Evolution of surface relief gratings in As20Se80 amorphous chalcogenide films under laser illumination

Variation of grating amplitudes on a surface of amorphous chalcogenide films (ACF) As20Se80 has been studied under illumination by a band-gap light with the purpose to understand mechanism of photo-induced (PI) mass transfer. After holographic recording of surface relief gratings (SRGs) of various periods. (from 3 to 15 mu m) they were illuminated by a diode laser (lambda = 660 nm) and their profile variation was analyzed using optical microscopy, atomic force microscopy, light scattering, and optical profilometry.

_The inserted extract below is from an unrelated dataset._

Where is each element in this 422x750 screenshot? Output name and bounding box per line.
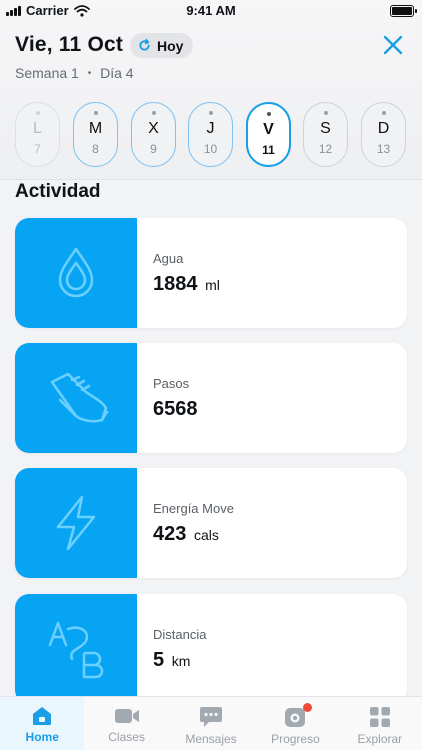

The SRGs with Lambda < 8 mu m exponentially flattened with time of illumination, whereas amplitudes of the SRGs with Lambda > 8 mu m exponentially grew. Theoretical analysis of the kinetics of PI mass transfer shows that the SRG profile variation occurs by bulk diffusion of As and Se atoms as a result of competition between capillary forces and electrostatic forces created by redistribution of electrons and holes generated by light. Our theory predicts both flattening and growth of the SRG amplitudes under uniform light illumination. The PI diffusion coefficients have been estimated both from the flattening kinetics of the SRG amplitude and from its growth and found to be in good agreement with the theory. It is also observed that the profile evolution is accompanied by dewetting of ACFs and roughening of the initial SRGs.

Automated summary

The variation of grating amplitudes on the surface of amorphous chalcogenide films (ACF) As20Se80 has been studied under illumination, revealing that the amplitudes of small-period gratings exponentially decrease with time while those of large-period gratings exponentially increase. This study provides insights into the mechanism of photo-induced mass transfer, which involves the competition between capillary and electrostatic forces in the diffusion of As and Se atoms.